7. On appeal, the spouses alleged that the lower court erred in: (1) declaring that the mortgage
executed by the the plaintiff spouses is valid; (2) permitting the Association to collect interest
after the same foreclosure proceedings and auction sale which are null and void from the
beginning; (3) not ordering the forfeiture of the capital or balance of the loan with usurious
interest; and (4) not sentencing the Association to pay damages and attorney’s fees to plaintiffs.
8. CA modified the decision declaring as void and ineffective the REM executed for the reason
that the spouses at the time the mortgage was executed, were no longer the owners of the
property, having supposedly lost the same when the lot was sold to a purchaser in the
foreclosure sale under the prior mortgage.

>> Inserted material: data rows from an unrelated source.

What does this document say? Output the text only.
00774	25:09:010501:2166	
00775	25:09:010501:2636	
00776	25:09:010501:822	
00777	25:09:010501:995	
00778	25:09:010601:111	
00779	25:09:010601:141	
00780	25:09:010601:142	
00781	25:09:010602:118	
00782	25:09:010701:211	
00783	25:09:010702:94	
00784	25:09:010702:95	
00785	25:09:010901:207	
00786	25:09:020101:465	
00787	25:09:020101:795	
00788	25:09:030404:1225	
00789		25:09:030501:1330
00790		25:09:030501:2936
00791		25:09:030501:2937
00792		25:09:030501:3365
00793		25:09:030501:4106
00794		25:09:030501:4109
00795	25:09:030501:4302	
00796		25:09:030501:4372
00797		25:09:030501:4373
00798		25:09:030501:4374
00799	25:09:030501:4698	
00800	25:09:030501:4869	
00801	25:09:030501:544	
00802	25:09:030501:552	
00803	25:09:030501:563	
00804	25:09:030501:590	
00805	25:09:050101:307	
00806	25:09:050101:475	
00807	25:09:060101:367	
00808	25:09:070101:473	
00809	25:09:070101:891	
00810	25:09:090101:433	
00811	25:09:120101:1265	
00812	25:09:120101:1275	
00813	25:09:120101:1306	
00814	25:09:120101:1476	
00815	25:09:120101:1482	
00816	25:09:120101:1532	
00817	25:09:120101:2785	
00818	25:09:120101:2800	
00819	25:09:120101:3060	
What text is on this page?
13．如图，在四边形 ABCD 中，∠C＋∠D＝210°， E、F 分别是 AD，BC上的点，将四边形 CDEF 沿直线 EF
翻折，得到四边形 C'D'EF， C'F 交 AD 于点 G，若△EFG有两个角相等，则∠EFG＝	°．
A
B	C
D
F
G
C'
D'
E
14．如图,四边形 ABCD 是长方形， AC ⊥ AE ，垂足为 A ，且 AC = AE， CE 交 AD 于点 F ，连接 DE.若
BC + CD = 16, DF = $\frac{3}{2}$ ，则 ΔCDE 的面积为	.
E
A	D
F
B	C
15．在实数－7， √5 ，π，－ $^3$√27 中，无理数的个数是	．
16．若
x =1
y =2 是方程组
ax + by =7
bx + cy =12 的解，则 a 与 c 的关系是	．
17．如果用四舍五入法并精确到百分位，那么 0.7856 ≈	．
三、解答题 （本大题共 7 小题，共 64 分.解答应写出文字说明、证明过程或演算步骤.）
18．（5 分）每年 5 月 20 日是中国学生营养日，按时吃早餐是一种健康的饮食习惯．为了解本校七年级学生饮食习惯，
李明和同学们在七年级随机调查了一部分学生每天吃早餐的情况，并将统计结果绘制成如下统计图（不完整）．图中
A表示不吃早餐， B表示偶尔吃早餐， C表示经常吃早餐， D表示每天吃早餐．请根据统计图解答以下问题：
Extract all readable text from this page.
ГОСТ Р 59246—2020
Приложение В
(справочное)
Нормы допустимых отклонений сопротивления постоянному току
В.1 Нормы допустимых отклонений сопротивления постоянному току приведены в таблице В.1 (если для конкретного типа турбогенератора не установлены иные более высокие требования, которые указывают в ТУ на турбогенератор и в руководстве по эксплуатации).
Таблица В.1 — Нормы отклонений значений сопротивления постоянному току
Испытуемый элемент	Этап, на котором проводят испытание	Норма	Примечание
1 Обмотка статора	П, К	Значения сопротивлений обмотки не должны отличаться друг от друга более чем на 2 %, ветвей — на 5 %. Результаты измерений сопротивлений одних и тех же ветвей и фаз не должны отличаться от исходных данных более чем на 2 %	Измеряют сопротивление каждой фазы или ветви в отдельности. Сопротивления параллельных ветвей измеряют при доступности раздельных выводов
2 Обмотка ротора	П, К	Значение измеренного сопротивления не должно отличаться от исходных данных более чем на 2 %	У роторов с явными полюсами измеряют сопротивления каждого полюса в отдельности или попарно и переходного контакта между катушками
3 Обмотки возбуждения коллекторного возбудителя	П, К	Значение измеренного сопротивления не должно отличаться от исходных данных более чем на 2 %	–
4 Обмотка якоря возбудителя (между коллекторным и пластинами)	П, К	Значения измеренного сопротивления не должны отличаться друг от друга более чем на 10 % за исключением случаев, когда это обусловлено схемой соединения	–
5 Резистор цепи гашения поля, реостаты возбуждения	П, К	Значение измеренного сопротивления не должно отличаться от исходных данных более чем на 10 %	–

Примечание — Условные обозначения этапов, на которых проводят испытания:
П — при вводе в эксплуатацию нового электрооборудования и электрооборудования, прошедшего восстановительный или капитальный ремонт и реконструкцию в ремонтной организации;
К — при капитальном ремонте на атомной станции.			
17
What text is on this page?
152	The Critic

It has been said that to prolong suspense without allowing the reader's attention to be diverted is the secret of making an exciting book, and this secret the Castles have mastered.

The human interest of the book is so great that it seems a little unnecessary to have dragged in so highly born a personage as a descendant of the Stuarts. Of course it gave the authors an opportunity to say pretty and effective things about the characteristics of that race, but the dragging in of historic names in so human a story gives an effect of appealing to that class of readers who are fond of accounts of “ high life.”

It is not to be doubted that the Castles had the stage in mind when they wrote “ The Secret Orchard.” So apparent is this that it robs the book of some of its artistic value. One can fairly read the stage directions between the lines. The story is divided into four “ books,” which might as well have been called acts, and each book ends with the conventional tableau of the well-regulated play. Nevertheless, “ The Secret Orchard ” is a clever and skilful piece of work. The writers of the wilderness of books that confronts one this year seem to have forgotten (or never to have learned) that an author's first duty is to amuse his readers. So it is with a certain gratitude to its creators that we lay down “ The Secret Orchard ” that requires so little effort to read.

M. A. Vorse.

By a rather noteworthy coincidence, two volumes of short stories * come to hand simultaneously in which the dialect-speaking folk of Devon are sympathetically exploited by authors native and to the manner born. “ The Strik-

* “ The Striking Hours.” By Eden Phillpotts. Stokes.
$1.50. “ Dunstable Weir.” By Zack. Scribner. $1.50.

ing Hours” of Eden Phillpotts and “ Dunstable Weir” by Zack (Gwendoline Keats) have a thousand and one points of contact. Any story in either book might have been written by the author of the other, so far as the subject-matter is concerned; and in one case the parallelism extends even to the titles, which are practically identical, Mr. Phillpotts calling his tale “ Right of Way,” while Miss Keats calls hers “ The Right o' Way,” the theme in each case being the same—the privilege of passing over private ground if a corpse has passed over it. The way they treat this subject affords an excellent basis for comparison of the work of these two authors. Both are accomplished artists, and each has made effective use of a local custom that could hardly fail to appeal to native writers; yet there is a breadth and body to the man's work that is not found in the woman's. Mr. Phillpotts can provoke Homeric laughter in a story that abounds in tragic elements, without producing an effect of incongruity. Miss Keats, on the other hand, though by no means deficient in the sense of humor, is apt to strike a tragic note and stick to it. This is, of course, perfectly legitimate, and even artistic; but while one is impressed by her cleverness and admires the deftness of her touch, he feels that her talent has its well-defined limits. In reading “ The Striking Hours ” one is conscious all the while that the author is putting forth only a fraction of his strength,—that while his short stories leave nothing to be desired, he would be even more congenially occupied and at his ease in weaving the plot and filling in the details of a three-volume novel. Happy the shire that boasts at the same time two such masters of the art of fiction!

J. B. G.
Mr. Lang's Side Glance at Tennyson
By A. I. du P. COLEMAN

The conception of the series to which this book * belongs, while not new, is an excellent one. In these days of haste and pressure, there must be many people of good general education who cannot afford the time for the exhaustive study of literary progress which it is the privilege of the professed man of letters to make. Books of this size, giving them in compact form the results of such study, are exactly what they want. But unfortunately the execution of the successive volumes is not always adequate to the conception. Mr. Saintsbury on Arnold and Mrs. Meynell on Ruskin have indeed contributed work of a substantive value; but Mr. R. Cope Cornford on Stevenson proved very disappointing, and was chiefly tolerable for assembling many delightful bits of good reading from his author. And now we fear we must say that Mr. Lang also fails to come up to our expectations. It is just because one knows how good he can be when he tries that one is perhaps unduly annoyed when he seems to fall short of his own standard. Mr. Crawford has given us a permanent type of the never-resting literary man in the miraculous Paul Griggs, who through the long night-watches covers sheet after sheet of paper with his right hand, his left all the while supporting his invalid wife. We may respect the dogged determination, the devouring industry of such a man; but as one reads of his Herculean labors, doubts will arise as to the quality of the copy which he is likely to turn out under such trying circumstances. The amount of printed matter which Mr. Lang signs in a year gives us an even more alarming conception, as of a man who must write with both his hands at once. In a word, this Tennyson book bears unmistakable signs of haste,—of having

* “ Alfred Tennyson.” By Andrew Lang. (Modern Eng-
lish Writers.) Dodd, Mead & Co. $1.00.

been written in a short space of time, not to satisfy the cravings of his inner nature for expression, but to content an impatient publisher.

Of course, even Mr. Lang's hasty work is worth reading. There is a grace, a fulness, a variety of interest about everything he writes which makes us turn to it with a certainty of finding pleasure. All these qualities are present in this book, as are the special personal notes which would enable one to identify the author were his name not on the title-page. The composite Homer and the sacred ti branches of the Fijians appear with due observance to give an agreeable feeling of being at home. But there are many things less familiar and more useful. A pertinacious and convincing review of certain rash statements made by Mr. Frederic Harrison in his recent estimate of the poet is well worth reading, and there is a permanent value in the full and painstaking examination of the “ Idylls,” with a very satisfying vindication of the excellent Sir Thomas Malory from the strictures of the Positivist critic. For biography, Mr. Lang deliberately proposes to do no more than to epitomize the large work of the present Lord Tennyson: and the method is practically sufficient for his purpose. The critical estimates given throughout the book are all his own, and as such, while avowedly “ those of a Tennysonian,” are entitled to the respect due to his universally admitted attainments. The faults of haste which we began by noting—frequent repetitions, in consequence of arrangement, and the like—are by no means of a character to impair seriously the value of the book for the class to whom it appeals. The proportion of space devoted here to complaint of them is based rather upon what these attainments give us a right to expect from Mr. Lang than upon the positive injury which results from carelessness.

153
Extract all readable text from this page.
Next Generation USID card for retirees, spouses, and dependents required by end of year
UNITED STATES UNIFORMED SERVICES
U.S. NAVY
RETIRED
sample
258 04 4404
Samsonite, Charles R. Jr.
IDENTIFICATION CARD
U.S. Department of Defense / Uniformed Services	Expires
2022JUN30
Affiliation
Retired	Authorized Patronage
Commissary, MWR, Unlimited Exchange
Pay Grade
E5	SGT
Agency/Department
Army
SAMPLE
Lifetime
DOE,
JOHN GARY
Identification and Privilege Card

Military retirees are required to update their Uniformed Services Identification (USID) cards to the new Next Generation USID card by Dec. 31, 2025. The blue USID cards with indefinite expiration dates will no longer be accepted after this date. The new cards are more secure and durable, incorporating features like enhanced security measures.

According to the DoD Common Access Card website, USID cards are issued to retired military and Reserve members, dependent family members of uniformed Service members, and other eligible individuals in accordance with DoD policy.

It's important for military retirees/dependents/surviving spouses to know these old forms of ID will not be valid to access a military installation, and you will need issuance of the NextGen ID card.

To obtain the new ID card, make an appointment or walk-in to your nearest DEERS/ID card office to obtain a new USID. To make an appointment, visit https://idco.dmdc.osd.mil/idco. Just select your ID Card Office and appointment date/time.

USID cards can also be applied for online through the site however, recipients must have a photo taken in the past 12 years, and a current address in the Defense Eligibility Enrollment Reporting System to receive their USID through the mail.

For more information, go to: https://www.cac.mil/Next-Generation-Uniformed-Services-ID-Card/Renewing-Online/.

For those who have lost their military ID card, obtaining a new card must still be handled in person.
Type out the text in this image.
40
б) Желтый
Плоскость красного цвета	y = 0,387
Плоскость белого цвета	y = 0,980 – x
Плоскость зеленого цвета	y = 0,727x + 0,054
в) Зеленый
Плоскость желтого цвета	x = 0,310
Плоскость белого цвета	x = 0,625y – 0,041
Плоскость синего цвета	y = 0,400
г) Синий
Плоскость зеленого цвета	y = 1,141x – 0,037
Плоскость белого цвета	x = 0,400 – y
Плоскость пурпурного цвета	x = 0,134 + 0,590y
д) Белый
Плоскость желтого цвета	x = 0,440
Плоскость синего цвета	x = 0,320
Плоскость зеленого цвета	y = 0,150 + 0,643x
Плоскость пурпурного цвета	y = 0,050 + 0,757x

ISSUE: WON a mortgagor, whose property has been extrajudicially foreclosed and sold at the
corresponding foreclosure sale, may validly execute a mortgage contract over the same property
in favor of a third party during the redemption period. YES

RULING:
A redemptioner is defined as a creditor having a lien by attachment, judgment or mortgage on
the property sold, or on some part thereof, subsequent to the judgment under which the property
was sold.

The mortgagor remains as the absolute owner of the property during the redemption period and
has the free disposal of his property. There would be compliance with the requisites of Article
2085 of the Civil Code for the constitution of another mortgage on the property. To hold
otherwise would create the inequitable situation wherein the mortgagor would be deprived of the
opportunity, which may be his last recourse, to raise funds wherewith to timely redeem his
property through another mortgage thereon.

We reiterate that during said period it cannot be said that the mortgagor is no longer the owner of
the foreclosed property since the rule up to now is that the right of a purchaser at a foreclosure
sale is merely inchoate until after the period of redemption has expired without the right being
exercised. The title to land sold under mortgage foreclosure remains in the mortgagor or his
grantee until the expiration of the redemption period and conveyance by the master’s deed. To
repeat, the rule has always been that it is only upon the expiration of the redemption period,
without the judgment debtor having made use of his right of redemption, that the ownership of
the land sold becomes consolidated in the purchaser.
Parenthetically, therefore, what actually is effected where redemption is seasonably exercised by
the judgment or mortgage debtor is not the recovery of ownership of his land, which ownership
he never lost, but the elimination from his title thereto of the lien created by the levy on
attachment or judgment or the registration of a mortgage thereon. The American rule is similarly
to the effect that the redemption of property sold under a foreclosure sale defeats the inchoate
right of the purchaser and restores the property to the same condition as if no sale had been
attempted. Further, it does not give to the mortgagor a new title, but merely restores to him the
title freed of the encumbrance of the lien foreclosed.